There have always been, and always will be, people, be they dealers, politicians, conmen, or outright scammers, who will find every way they can to make a buck, regardless of any moral or legal principal involved.
People still play exchange rates. FOREX. For metals it's COMEX. Once the value of the metal exceeded the face values of the coins that's when the problems began for hording or melting the coins and no way to stop it. It wouldn't be tied to the denomination on the coin anymore, it would be tied to its commodity value of the metal instead. Same reason people hoard copper cents dated before 1983 now, because one day they can maybe melt for like 3 cents each or more. If zinc shot way up people would hoard that too thinking they could melt down and turn a huge profit one day. No way to control the global market for gold and silver.
The fancy word for making money by finding minute differences in exchange rates is “arbitrage.” So far as having the early U.S. made out of base metal, that would have been a disaster for everyone. The U.S. monetary system was already in the tank because of worthless Continental Currency for the high denominations and a gut of counterfeit copper coinage on the low end. Issuing more fiat money would have only insured that U.S. would have remained a third world country. We would have probably been overrun by England, France or Spain.

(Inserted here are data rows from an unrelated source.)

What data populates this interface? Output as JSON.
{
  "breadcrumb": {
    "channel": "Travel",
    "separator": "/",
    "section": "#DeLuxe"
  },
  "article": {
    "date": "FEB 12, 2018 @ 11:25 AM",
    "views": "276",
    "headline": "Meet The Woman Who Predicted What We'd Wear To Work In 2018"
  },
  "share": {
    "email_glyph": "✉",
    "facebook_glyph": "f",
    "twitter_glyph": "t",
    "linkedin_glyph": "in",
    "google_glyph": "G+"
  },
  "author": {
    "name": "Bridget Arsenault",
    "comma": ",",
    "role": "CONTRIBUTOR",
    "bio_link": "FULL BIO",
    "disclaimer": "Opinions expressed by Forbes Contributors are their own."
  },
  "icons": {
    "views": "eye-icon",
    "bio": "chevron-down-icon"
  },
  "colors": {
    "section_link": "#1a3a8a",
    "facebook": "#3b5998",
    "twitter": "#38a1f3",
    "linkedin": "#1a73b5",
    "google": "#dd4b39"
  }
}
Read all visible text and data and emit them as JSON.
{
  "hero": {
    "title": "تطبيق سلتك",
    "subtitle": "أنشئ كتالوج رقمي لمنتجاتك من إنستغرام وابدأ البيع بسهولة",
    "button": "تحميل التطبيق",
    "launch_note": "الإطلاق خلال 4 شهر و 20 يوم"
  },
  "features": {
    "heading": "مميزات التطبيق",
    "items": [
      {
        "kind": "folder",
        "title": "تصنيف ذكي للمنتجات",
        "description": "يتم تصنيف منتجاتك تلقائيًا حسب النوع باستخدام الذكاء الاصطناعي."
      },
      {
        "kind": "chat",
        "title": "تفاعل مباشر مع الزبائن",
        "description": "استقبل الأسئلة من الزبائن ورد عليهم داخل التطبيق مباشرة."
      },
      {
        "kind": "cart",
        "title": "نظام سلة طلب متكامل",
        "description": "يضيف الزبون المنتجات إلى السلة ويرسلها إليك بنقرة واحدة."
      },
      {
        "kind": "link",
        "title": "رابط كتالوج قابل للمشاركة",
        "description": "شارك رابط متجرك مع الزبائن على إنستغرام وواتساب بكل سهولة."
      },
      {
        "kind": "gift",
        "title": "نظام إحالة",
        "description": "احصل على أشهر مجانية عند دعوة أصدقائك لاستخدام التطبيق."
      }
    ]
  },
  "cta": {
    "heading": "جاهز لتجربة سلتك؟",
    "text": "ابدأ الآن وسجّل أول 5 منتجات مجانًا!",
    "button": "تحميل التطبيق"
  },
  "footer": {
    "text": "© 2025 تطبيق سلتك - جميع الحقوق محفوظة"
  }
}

When I was in Germany in the Army around 79-81 or so… When we cashed our checks half the guys would immediately purchase duetchmarks hoping to gain enough for beer money holding the local cash for a week or so or even vise versa depending upon the recent trend.
One thing you are missing is that at the time the general belief was that in order for a coin to be acceptable and circulate it had to contain close to its full value. That was why the copper cent was so large, and even at that it was deliberately undersized for its face value. The original 1792 Birch cent pattern was to contain its full value, and was to be 264 grains of copper or 17.3 grams (the chain cent as made was only 13.5 grams). At that rate a base metal (copper) dollar would have weighed 1713 grams or 3.77 pounds, a base metal eagle would have been 37.7 pounds. Not really a coin you would want to carry around. (See Swedish plate money. They tried the base metal approach, their copper 10 Riksdalar coin weighed 44 pounds)
Ok I understand. If it was base metal, then people would simply use foreign coins an not the US coins.